Because the material was inadvertently sent to U.K. physicians, the promotion never underwent review for compliance with the marketing code enforced by the PMCPA. Novartis admitted that “high standards were not maintained in this instance.”
However, while accepting it broke some rules, the drugmaker argued the case didn’t warrant the PMCPA’s most serious ruling—that it had discredited the industry—because the wrongdoing stemmed from human error.

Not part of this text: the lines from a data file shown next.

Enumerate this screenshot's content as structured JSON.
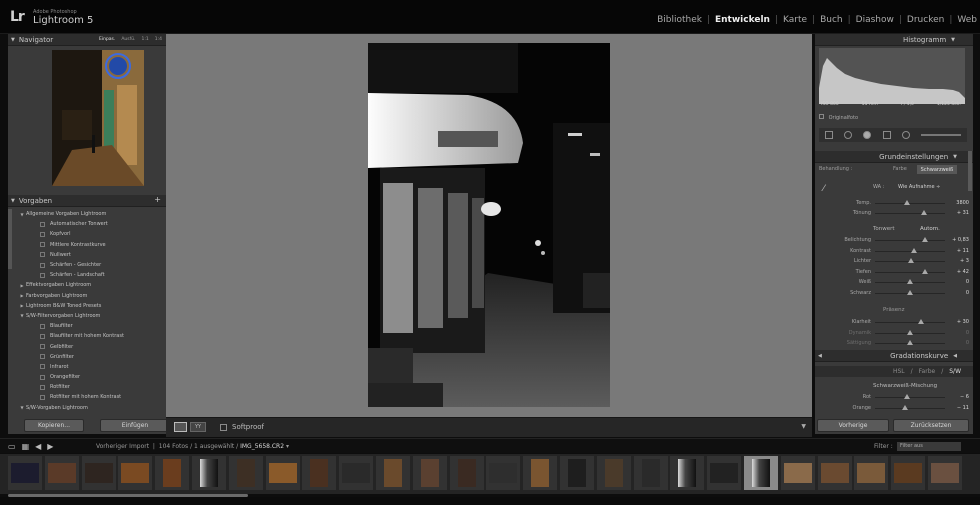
{
  "app": {
    "logo": "Lr",
    "brand_small": "Adobe Photoshop",
    "brand_title": "Lightroom 5"
  },
  "modules": [
    {
      "label": "Bibliothek",
      "active": false
    },
    {
      "label": "Entwickeln",
      "active": true
    },
    {
      "label": "Karte",
      "active": false
    },
    {
      "label": "Buch",
      "active": false
    },
    {
      "label": "Diashow",
      "active": false
    },
    {
      "label": "Drucken",
      "active": false
    },
    {
      "label": "Web",
      "active": false
    }
  ],
  "left_panel": {
    "navigator_title": "Navigator",
    "navigator_options": [
      "Einpas.",
      "Ausfü.",
      "1:1",
      "1:4"
    ],
    "presets_title": "Vorgaben",
    "presets": [
      {
        "label": "Allgemeine Vorgaben Lightroom",
        "level": 0,
        "open": true
      },
      {
        "label": "Automatischer Tonwert",
        "level": 1
      },
      {
        "label": "Kopfvorl",
        "level": 1
      },
      {
        "label": "Mittlere Kontrastkurve",
        "level": 1
      },
      {
        "label": "Nullwert",
        "level": 1
      },
      {
        "label": "Schärfen - Gesichter",
        "level": 1
      },
      {
        "label": "Schärfen - Landschaft",
        "level": 1
      },
      {
        "label": "Effektvorgaben Lightroom",
        "level": 0,
        "open": false
      },
      {
        "label": "Farbvorgaben Lightroom",
        "level": 0,
        "open": false
      },
      {
        "label": "Lightroom B&W Toned Presets",
        "level": 0,
        "open": false
      },
      {
        "label": "S/W-Filtervorgaben Lightroom",
        "level": 0,
        "open": true
      },
      {
        "label": "Blaufilter",
        "level": 1
      },
      {
        "label": "Blaufilter mit hohem Kontrast",
        "level": 1
      },
      {
        "label": "Gelbfilter",
        "level": 1
      },
      {
        "label": "Grünfilter",
        "level": 1
      },
      {
        "label": "Infrarot",
        "level": 1
      },
      {
        "label": "Orangefilter",
        "level": 1
      },
      {
        "label": "Rotfilter",
        "level": 1
      },
      {
        "label": "Rotfilter mit hohem Kontrast",
        "level": 1
      },
      {
        "label": "S/W-Vorgaben Lightroom",
        "level": 0,
        "open": true
      }
    ],
    "copy_button": "Kopieren...",
    "paste_button": "Einfügen"
  },
  "toolbar": {
    "softproof": "Softproof"
  },
  "right_panel": {
    "histogram_title": "Histogramm",
    "histogram_readout": [
      "ISO 800",
      "55 mm",
      "f / 4,0",
      "1/125 Sek."
    ],
    "original_photo": "Originalfoto",
    "basic_title": "Grundeinstellungen",
    "treatment_label": "Behandlung :",
    "treatment_color": "Farbe",
    "treatment_bw": "Schwarzweiß",
    "wb_label": "WA :",
    "wb_value": "Wie Aufnahme ÷",
    "temp": {
      "label": "Temp.",
      "value": "3800",
      "pos": 0.45
    },
    "tint": {
      "label": "Tönung",
      "value": "+ 31",
      "pos": 0.7
    },
    "tone_label": "Tonwert",
    "auto_label": "Autom.",
    "sliders_tone": [
      {
        "label": "Belichtung",
        "value": "+ 0,83",
        "pos": 0.72
      },
      {
        "label": "Kontrast",
        "value": "+ 11",
        "pos": 0.56
      },
      {
        "label": "Lichter",
        "value": "+ 3",
        "pos": 0.52
      },
      {
        "label": "Tiefen",
        "value": "+ 42",
        "pos": 0.71
      },
      {
        "label": "Weiß",
        "value": "0",
        "pos": 0.5
      },
      {
        "label": "Schwarz",
        "value": "0",
        "pos": 0.5
      }
    ],
    "presence_label": "Präsenz",
    "sliders_presence": [
      {
        "label": "Klarheit",
        "value": "+ 30",
        "pos": 0.65,
        "dim": false
      },
      {
        "label": "Dynamik",
        "value": "0",
        "pos": 0.5,
        "dim": true
      },
      {
        "label": "Sättigung",
        "value": "0",
        "pos": 0.5,
        "dim": true
      }
    ],
    "tone_curve_title": "Gradationskurve",
    "hsl_tabs": [
      "HSL",
      "/",
      "Farbe",
      "/",
      "S/W"
    ],
    "bw_mix_label": "Schwarzweiß-Mischung",
    "sliders_mix": [
      {
        "label": "Rot",
        "value": "− 6",
        "pos": 0.46
      },
      {
        "label": "Orange",
        "value": "− 11",
        "pos": 0.43
      }
    ],
    "prev_button": "Vorherige",
    "reset_button": "Zurücksetzen"
  },
  "filmstrip": {
    "source_prefix": "Vorheriger Import",
    "count": "104 Fotos / 1 ausgewählt /",
    "filename": "IMG_5658.CR2",
    "filter_label": "Filter :",
    "filter_value": "Filter aus",
    "selected_index": 20
  },
  "colors": {
    "accent_active": "#ededed",
    "panel": "#3a3a3a",
    "center": "#797979"
  }
}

“Human error and the isolated actions of one single employee who has failed to follow our policies and provide appropriate targeting instructions does not, and should not, reflect the diligent efforts that Novartis and its associates make to ensure that the conduct of the company accords with the highest standards and therefore complies with the requirements of the Code,” the company said.
The PMCPA panel felt differently, concluding that Novartis “had, on balance, reduced confidence in, and brought discredit upon, the industry.” The conclusion reflected the cumulative impact of the use of the EU product information, the circulation of the email to a broad audience and the failures of the internal governance processes, according to the panel.
“Companies should be on high alert when considering compliance and the integration of their material into third-party material about medical conferences which was likely to discuss and/or promote off-licence indications of their products,” the PMCPA added.